Quels que soient du public la menace ou l’accueil,
Un semblable métier répugne à mon orgueil ;
À ce que je puis voir, l’ennuyeux barbouillage
De nos auteurs du jour obtient votre suffrage.

LE DIRECTEUR.

Je ne repousse pas de pareils arguments :
Qui veut bien travailler choisit ses instruments.
Pour vous, examinez ce qui vous reste à faire,
Et voyez quels sont ceux à qui vous voulez plaire.

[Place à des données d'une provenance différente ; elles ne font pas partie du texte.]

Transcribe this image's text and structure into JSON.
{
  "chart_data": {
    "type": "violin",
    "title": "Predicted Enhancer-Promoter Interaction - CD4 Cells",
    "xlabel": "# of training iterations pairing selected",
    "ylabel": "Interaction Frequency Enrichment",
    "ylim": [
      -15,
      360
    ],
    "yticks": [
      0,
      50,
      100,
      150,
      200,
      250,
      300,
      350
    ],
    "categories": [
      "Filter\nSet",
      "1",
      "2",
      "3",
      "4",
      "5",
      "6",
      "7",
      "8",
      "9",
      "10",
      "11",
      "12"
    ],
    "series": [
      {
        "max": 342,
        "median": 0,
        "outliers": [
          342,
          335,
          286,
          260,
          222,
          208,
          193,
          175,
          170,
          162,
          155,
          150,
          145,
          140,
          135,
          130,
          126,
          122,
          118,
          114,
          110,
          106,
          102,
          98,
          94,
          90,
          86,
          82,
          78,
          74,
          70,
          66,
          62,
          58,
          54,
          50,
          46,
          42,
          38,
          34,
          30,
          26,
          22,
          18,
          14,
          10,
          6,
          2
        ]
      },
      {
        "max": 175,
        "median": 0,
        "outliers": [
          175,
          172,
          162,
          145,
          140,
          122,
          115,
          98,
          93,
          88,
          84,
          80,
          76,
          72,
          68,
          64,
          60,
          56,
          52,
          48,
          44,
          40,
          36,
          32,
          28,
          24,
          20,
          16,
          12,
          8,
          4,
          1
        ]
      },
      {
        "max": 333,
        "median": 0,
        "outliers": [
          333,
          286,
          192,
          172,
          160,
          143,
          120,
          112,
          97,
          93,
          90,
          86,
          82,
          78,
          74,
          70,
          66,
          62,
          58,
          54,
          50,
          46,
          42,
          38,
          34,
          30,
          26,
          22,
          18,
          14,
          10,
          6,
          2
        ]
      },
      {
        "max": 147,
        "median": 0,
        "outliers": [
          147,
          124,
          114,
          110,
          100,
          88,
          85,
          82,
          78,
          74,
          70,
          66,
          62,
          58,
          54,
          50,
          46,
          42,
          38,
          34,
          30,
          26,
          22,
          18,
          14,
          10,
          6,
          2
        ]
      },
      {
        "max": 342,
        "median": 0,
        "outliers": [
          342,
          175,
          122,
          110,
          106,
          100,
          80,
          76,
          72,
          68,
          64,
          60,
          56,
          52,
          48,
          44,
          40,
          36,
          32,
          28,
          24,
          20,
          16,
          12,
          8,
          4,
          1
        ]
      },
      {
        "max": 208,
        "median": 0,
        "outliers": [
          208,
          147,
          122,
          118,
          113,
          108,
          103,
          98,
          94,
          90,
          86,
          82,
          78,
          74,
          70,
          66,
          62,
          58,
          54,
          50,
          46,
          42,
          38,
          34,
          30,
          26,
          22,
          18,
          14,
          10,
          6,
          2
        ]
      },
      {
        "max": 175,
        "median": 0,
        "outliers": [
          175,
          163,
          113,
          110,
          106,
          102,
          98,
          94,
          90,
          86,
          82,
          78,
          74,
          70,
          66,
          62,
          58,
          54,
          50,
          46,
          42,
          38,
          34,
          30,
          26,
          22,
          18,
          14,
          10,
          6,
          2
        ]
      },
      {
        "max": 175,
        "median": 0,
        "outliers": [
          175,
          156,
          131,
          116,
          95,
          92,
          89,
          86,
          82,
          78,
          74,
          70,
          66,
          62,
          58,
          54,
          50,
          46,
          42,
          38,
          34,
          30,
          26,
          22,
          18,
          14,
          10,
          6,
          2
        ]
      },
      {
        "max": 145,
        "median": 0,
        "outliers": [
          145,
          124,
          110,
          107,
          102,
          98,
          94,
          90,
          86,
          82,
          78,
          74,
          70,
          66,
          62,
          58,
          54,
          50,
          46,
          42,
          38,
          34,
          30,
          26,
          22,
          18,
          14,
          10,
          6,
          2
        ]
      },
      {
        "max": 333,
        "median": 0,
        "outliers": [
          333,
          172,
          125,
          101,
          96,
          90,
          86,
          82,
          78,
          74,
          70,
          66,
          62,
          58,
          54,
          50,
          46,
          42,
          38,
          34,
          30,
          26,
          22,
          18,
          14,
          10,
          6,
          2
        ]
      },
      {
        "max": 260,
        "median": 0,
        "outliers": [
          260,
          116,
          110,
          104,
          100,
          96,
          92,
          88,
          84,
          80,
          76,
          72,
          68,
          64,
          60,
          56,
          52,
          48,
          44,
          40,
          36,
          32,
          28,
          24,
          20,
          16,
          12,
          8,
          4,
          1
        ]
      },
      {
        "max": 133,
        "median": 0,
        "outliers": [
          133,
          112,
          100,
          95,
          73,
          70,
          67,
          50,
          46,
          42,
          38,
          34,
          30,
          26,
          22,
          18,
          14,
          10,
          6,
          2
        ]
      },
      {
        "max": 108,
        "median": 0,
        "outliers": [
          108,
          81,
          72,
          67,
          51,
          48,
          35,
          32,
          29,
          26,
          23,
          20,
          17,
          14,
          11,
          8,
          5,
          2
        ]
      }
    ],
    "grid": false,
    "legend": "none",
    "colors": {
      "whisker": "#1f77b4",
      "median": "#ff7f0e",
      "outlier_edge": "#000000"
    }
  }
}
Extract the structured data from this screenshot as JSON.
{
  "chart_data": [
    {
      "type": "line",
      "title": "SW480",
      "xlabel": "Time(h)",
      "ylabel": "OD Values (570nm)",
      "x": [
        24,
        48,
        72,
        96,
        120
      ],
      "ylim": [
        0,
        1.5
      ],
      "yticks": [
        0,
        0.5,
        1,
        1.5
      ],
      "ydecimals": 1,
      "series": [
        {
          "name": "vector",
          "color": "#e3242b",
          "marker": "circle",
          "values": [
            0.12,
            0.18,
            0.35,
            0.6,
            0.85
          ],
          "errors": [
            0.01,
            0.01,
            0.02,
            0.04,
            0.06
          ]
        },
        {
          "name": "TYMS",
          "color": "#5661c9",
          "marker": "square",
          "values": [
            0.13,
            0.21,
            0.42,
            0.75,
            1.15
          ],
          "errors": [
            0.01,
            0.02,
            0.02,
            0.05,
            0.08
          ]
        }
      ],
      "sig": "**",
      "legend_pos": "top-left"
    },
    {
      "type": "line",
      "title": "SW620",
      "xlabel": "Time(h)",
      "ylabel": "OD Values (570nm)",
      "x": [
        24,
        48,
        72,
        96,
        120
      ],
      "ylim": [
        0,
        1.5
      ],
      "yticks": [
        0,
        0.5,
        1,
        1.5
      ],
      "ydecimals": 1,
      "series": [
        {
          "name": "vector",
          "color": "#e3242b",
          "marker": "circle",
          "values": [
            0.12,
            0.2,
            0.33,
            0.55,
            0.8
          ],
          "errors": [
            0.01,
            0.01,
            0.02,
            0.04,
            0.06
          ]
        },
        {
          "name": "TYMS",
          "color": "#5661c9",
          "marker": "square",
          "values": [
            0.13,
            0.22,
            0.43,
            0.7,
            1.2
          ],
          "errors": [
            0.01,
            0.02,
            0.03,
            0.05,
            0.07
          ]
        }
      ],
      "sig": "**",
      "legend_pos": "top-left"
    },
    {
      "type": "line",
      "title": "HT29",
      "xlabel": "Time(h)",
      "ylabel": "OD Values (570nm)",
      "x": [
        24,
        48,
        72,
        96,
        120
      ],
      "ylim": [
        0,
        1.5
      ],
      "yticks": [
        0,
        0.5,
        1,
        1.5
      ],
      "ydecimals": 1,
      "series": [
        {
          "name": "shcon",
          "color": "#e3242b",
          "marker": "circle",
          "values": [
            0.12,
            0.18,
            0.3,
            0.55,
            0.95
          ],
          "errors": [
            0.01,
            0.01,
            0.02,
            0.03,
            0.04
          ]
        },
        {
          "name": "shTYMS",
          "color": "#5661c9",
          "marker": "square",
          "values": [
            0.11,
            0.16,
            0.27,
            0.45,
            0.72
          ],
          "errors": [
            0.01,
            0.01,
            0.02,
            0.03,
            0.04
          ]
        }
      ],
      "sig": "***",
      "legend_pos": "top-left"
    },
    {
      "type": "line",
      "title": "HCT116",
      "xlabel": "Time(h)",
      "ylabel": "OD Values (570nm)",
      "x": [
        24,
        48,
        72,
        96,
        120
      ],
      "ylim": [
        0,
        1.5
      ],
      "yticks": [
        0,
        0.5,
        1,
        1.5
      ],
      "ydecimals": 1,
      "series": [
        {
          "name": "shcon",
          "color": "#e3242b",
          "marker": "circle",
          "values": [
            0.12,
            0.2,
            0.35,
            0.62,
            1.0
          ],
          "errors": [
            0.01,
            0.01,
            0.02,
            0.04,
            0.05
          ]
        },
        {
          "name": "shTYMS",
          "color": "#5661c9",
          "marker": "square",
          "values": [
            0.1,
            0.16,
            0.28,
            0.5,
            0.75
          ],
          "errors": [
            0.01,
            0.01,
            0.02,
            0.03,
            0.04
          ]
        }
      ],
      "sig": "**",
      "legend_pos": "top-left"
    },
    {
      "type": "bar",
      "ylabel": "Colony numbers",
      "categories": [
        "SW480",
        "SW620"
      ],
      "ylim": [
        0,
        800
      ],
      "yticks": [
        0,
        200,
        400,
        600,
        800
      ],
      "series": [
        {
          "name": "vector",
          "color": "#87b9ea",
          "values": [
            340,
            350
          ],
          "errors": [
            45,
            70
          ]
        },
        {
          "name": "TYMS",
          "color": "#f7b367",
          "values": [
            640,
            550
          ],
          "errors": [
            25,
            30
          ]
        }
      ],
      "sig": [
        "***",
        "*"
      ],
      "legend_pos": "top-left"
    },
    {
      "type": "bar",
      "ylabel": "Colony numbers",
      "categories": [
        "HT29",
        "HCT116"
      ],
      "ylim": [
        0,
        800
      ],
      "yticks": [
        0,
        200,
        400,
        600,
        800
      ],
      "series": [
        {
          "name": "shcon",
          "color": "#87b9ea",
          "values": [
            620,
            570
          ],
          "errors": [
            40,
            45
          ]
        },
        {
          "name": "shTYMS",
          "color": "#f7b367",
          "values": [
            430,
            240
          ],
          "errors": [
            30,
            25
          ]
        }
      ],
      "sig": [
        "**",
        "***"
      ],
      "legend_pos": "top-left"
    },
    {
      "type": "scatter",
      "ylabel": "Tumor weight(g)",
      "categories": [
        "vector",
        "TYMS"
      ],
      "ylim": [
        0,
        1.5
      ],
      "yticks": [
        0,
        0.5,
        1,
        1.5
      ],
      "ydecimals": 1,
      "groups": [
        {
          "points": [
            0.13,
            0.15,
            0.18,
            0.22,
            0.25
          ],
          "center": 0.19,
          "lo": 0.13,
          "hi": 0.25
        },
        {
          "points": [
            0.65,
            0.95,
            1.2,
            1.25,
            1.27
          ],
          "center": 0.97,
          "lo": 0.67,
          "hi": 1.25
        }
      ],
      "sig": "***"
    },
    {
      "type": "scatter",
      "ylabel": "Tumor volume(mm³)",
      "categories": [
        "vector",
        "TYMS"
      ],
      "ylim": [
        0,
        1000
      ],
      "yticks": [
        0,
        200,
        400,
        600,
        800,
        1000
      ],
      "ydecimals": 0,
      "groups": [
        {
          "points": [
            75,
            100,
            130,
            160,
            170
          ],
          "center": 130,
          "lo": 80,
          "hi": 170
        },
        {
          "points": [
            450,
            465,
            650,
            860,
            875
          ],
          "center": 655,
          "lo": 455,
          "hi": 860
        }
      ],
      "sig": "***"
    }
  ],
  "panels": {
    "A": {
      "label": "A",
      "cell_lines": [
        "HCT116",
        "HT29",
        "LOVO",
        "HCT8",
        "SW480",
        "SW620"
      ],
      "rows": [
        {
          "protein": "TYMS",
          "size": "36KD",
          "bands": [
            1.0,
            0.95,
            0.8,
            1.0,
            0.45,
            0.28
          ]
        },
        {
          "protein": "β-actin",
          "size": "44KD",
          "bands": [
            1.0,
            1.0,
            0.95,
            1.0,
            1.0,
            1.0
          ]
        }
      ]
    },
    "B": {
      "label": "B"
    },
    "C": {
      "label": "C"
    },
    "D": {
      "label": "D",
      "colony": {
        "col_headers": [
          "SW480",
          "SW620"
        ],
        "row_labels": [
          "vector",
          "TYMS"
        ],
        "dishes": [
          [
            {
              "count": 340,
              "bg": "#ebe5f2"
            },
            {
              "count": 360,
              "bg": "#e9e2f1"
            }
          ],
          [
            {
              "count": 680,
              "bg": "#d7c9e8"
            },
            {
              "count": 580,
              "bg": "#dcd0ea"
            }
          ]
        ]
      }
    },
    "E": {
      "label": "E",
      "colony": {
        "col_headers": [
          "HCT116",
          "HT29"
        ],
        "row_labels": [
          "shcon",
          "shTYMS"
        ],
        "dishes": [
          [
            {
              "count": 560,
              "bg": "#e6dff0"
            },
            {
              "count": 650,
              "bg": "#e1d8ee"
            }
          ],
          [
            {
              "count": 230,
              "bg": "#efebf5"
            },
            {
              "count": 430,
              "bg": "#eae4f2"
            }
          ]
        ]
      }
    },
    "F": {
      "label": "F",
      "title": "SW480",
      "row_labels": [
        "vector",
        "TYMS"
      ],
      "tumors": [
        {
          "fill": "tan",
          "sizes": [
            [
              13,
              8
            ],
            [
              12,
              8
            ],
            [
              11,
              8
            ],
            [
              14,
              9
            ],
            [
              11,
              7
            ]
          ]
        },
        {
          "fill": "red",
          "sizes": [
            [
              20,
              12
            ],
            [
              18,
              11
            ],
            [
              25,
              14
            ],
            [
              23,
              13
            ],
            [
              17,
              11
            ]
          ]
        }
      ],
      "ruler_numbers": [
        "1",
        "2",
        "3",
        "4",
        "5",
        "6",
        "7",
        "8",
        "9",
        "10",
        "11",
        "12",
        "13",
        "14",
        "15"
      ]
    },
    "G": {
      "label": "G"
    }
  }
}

Tout maussade d’ennui, chez nous l’un vient d’entrer ;
L’autre sort d’un repas qu’il lui faut digérer ;
Plusieurs, et le dégoût chez eux est encore pire,
Amateurs de journaux, achèvent de les lire :
Ainsi qu’au bal masqué, l’on entre avec fracas,
La curiosité de tous hâte les pas :
Les hommes viennent voir ; les femmes, au contraire,
D’un spectacle gratis régalent le parterre.